Question 1: When I look at the examples of the fn.decoders.image() image decoder in the docs, the examples appear to first use the fn.readers.file() operation to obtain the file paths and labels. In my use case, we simply want to use DALI for decoding images, so my images do not have any labels. Is there a specific way I can use this operator or pass the file names directly to this decoder (similar to fn.readers.video() where you can pass the filenames argument)?

Question 2: I'm looking for a way to quickly load/decode image assets to the GPU. These will not per se be large directories of images, but I would like to occasionally load a single / a few image(s) to the GPU instead of a large directory of images. Will using DALI be 'overkill' here or have too much overhead or would it make sense to still use DALI for tasks involving relatively small decoding tasks? If not, what would be an alternative for such tasks?

Question 3: In the documentation I read that decoding PNGs using the fn.decoders.image() will not be accelerated by the GPU. Would it still make sense to use DALI for decoding sequences of PNGs on the CPU and then transferring them to the GPU or would it be wiser to look for alternative techniques? I found some CUDA-accelerated solutions online (e.g. nvjpeg, nvjpeg2000, nvtiff, etc.), but I was not able to find anything that accelerates decoding of PNGs.

Many thanks in advance for answering these questions!

JanuszL commented 2 years ago

Hi @Renzzauw,

Let me answer your questions one by one: 1) You can still use the file reader operator, and pass the file names to files argument. If you don't need the labels do:

 jpegs, _= fn.readers.file(files=["aaa", "bbb"])

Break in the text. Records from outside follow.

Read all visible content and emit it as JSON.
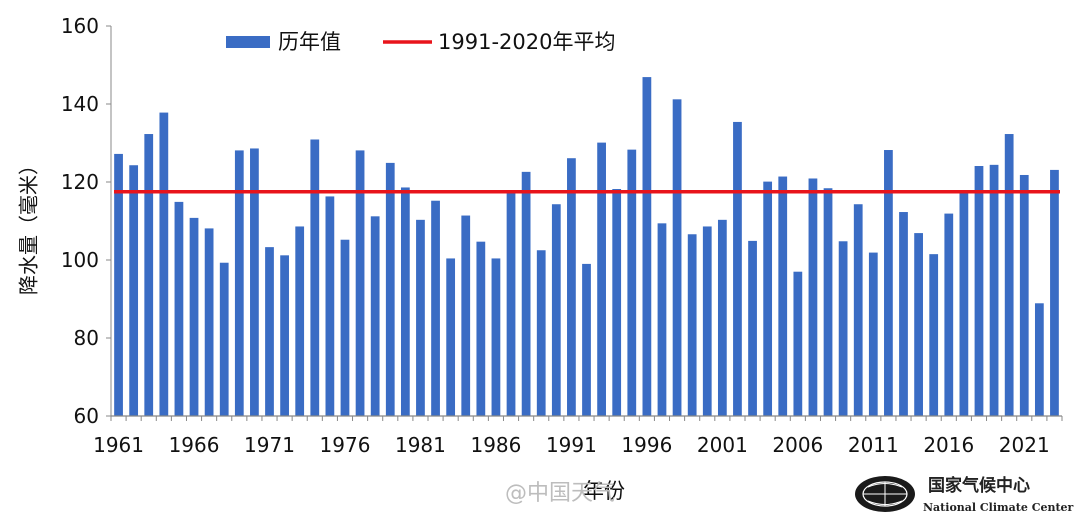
{
  "chart_data": {
    "type": "bar",
    "ylabel": "降水量（毫米）",
    "xlabel": "年份",
    "ylim": [
      60,
      160
    ],
    "yticks": [
      60,
      80,
      100,
      120,
      140,
      160
    ],
    "x_tick_labels": [
      "1961",
      "1966",
      "1971",
      "1976",
      "1981",
      "1986",
      "1991",
      "1996",
      "2001",
      "2006",
      "2011",
      "2016",
      "2021"
    ],
    "categories": [
      1961,
      1962,
      1963,
      1964,
      1965,
      1966,
      1967,
      1968,
      1969,
      1970,
      1971,
      1972,
      1973,
      1974,
      1975,
      1976,
      1977,
      1978,
      1979,
      1980,
      1981,
      1982,
      1983,
      1984,
      1985,
      1986,
      1987,
      1988,
      1989,
      1990,
      1991,
      1992,
      1993,
      1994,
      1995,
      1996,
      1997,
      1998,
      1999,
      2000,
      2001,
      2002,
      2003,
      2004,
      2005,
      2006,
      2007,
      2008,
      2009,
      2010,
      2011,
      2012,
      2013,
      2014,
      2015,
      2016,
      2017,
      2018,
      2019,
      2020,
      2021,
      2022,
      2023
    ],
    "series": [
      {
        "name": "历年值",
        "color": "#3a6cc4",
        "values": [
          127.2,
          124.3,
          132.3,
          137.8,
          114.9,
          110.8,
          108.1,
          99.3,
          128.1,
          128.6,
          103.3,
          101.2,
          108.6,
          130.9,
          116.3,
          105.2,
          128.1,
          111.2,
          124.9,
          118.6,
          110.3,
          115.2,
          100.4,
          111.4,
          104.7,
          100.4,
          117.4,
          122.6,
          102.5,
          114.3,
          126.1,
          99.0,
          130.1,
          118.2,
          128.3,
          146.9,
          109.4,
          141.2,
          106.6,
          108.6,
          110.3,
          135.4,
          104.9,
          120.1,
          121.4,
          97.0,
          120.9,
          118.4,
          104.8,
          114.3,
          101.9,
          128.2,
          112.3,
          106.9,
          101.5,
          111.9,
          117.6,
          124.1,
          124.4,
          132.3,
          121.8,
          88.9,
          123.1
        ]
      }
    ],
    "reference_line": {
      "name": "1991-2020年平均",
      "color": "#e8141b",
      "value": 117.5
    },
    "grid": false,
    "legend_position": "top"
  },
  "watermark": {
    "text": "@中国天气"
  },
  "logo": {
    "name_zh": "国家气候中心",
    "name_en": "National Climate Center"
  }
}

or use the external source operator.

2) You can still try out DALI.

3) I'm sorry, but we don't have any library that would accelerate PNG decoding on the GPU. Now DALI approach should be as fast as OpenCV. If you want to process the data further on the GPU DALI is the right approach. If it is only about decoding DALI may not be the tool you are looking for.

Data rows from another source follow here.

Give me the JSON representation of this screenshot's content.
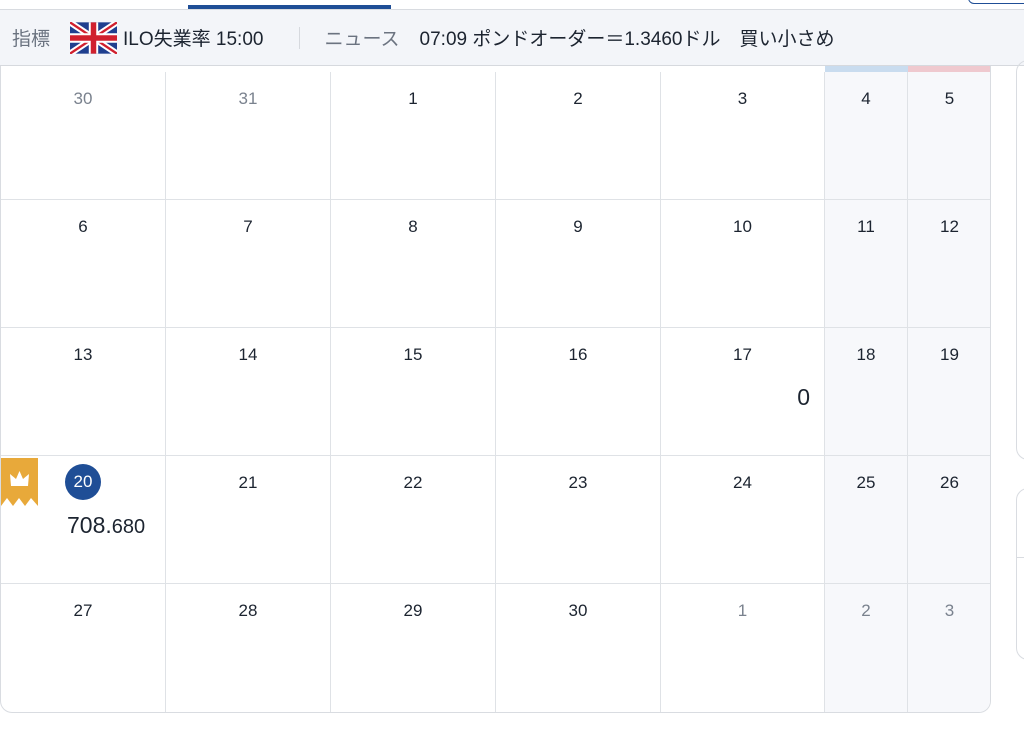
{
  "ticker": {
    "indicator_label": "指標",
    "indicator_flag": "uk-flag-icon",
    "indicator_text": "ILO失業率 15:00",
    "news_label": "ニュース",
    "news_text": "07:09 ポンドオーダー＝1.3460ドル　買い小さめ"
  },
  "calendar": {
    "weekend_colors": {
      "saturday": "#c9dcef",
      "sunday": "#efc9cf"
    },
    "today_color": "#1f4e96",
    "weeks": [
      [
        {
          "day": "30",
          "muted": true
        },
        {
          "day": "31",
          "muted": true
        },
        {
          "day": "1"
        },
        {
          "day": "2"
        },
        {
          "day": "3"
        },
        {
          "day": "4"
        },
        {
          "day": "5"
        }
      ],
      [
        {
          "day": "6"
        },
        {
          "day": "7"
        },
        {
          "day": "8"
        },
        {
          "day": "9"
        },
        {
          "day": "10"
        },
        {
          "day": "11"
        },
        {
          "day": "12"
        }
      ],
      [
        {
          "day": "13"
        },
        {
          "day": "14"
        },
        {
          "day": "15"
        },
        {
          "day": "16"
        },
        {
          "day": "17",
          "value": "0"
        },
        {
          "day": "18"
        },
        {
          "day": "19"
        }
      ],
      [
        {
          "day": "20",
          "today": true,
          "best": true,
          "value_main": "708.",
          "value_small": "680"
        },
        {
          "day": "21"
        },
        {
          "day": "22"
        },
        {
          "day": "23"
        },
        {
          "day": "24"
        },
        {
          "day": "25"
        },
        {
          "day": "26"
        }
      ],
      [
        {
          "day": "27"
        },
        {
          "day": "28"
        },
        {
          "day": "29"
        },
        {
          "day": "30"
        },
        {
          "day": "1",
          "muted": true
        },
        {
          "day": "2",
          "muted": true
        },
        {
          "day": "3",
          "muted": true
        }
      ]
    ]
  }
}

On top of that you can try out experimental eager mode (it is not fully finished, so it is not documented):

import numpy as np
from nvidia.dali.experimental import eager
from nvidia.dali import tensors

jpegs = np.fromfile("test_image.jpeg", dtype=np.uint8)
sample = tensors.TensorCPU(jpegs)
jpegs = tensors.TensorListCPU([sample]) # one in this example but you can add more to the list
print(eager.decoders.image(jpegs, device="gpu"))
Renzzauw commented 2 years ago

Hi @JanuszL,

Thanks for providing these extensive answers, these are very helpful!